The dialogue is excellent. I was hoping that Scorsese had written the script, but when I looked it up and saw that he hadn’t, it made sense. Scorsese is a visual director; he can create energy with his camera work, and coax marvelous performances out of his actors, but these are un-nuanced, almost brutish qualities in a director. I couldn’t see him writing dialogue with so much subtle humor. Nevertheless, he directed the movie – no small feat – and the dialogue is matched by swift, offbeat pacing that sets the tone of the movie perfectly.
The best portions of the movie take place in a diner, where Alice has taken a waitressing job. It’s a bizarre place, where the patrons are sometimes privy to the high drama of hot-blooded arguments, and hardly a day goes by without some form of liquid being spilled on a customer. One of Alice’s fellow waitresses is a lively tart who plays for tips; Alice hates her at first but soon succumbs to her magnetic personality. The other waitress is hilariously strange; she cries spontaneously, and says strange things, and drops plates by the dozen. I don’t know what inspired Scorsese to put her in the movie, but she’s a delight. It’s the best kind of humor: emotional slapstick.
It’s the same feeling I get when I see a strange bit of humanity in public. I was in a coffee shop the other day, and a dirty, possibly homeless man pushing a nice baby carriage entered the shop.

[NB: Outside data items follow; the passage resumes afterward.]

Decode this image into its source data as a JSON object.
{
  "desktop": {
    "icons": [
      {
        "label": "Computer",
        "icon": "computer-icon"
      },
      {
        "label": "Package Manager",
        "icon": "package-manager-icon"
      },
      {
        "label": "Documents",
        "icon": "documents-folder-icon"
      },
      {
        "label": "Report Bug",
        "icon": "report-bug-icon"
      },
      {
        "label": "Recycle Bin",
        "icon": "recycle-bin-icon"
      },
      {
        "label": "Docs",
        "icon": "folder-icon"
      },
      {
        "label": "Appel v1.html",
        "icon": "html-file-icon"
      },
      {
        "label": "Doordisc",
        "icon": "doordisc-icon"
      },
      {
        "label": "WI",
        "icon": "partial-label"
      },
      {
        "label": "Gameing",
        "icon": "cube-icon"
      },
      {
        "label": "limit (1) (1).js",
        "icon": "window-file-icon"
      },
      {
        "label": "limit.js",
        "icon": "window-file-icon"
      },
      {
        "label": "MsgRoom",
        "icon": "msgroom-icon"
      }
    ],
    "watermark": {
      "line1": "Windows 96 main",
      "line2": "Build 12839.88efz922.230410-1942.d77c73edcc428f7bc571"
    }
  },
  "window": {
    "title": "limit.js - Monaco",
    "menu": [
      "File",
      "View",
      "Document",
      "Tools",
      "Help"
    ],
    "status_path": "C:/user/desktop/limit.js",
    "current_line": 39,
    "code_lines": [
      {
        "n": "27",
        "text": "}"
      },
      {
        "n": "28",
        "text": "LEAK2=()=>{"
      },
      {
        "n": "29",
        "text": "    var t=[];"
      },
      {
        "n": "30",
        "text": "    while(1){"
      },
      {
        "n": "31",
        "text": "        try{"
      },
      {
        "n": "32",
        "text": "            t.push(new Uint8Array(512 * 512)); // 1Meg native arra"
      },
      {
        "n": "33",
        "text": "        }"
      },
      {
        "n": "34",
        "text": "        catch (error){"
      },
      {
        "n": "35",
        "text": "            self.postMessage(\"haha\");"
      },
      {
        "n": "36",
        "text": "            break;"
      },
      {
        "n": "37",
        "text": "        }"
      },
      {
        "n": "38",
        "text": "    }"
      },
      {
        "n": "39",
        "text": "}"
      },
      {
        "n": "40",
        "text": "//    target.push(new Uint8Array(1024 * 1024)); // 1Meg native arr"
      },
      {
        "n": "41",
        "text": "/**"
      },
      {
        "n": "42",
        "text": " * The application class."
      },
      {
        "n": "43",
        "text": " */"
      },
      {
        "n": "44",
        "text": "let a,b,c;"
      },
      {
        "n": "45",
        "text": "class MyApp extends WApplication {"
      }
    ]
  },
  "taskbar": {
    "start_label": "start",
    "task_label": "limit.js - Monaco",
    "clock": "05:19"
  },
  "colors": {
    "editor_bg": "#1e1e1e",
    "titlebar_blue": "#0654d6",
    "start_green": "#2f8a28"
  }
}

He peered at the counter, where the sole employee had just disappeared into the back, and then took the half-and-half container and emptied it into the child’s bottle. After peering around a bit more, he exited. I couldn’t wrap my mind around it. He seemed homeless, which was only confirmed by his needing to steal milk to feed the baby. And yet, the baby was in a nice new carriage. The only thing I could think of was that the man had just stolen the baby from under its mother’s nose, and then realized he didn’t have enough money for milk and needed to steal some. I probably should have called CPS or something, but I was too busy trying to understand what I’d witnessed.
This is how I felt watching the waitress Vera’s scenes in “Alice Doesn’t Live Here Anymore.” She lurks in the background, stumbling and mumbling, and spilling things everywhere. She’s always on the verge of tears. And it is pure delight to watch her life unfold. This was one of those comic performances so terrific that I have to assume it was unintentional.
Elsewhere, more normal things happen. There is a love interest, of course, and a conflict that threatens to keep the lovebirds apart. But Scorsese, for all of his technical flourishes, restrains himself when it comes to the drama. This was his strong point in the 70’s; even in “Raging Bull,” surely his most intensely dramatic film, the drama arises from the potency of the acting. It’s organic, and unrelated to any conceivable plot. In “Alice,” he never overstates things. Certain moments, like a dead-end subplot with a spontaneously violent Harvey Keitel, threaten to steal the film’s gravity. Scorsese keeps pulling back, however. He doesn’t let the plot get in the way of the actors. Even young Jodie Foster, who I would assume was on a short leash, gets the freedom to do what she wants, and she absolutely nails it. Her performance is right in line with the other performances, which are all surreally real.
As a result, when the climax arrives, it therefore feels more significant. Ellen Burstyn has brought Alice alive throughout the movie, so when the big kiss comes at the end, it has the emotional heft that larger, more ostensibly ambitious films don’t have.
In some ways it’s Scorsese’s most liberated film. I’d like to give him credit for orchestrating “Alice.” I think what really happened is this: he realized he was out of his element, and that he needed to loosen his grip on the action. I hate to pigeonhole him, but given his track record, it’s pretty obvious that he’s most comfortable working with men. His aesthetic hadn’t crystallized yet in 1974, but in “Mean Streets” he bared his teeth pretty viciously. Here, he realized that he had some truly lively actresses to work with, and he realized that with no lurking violent undertones, he needed to loosen the film. He let the actresses construct the pathos with their performances, and he edited it to feel jaunty, letting nothing linger too long on the screen. Thanks to a wonderful script, it all came together, and the result is quite a delight.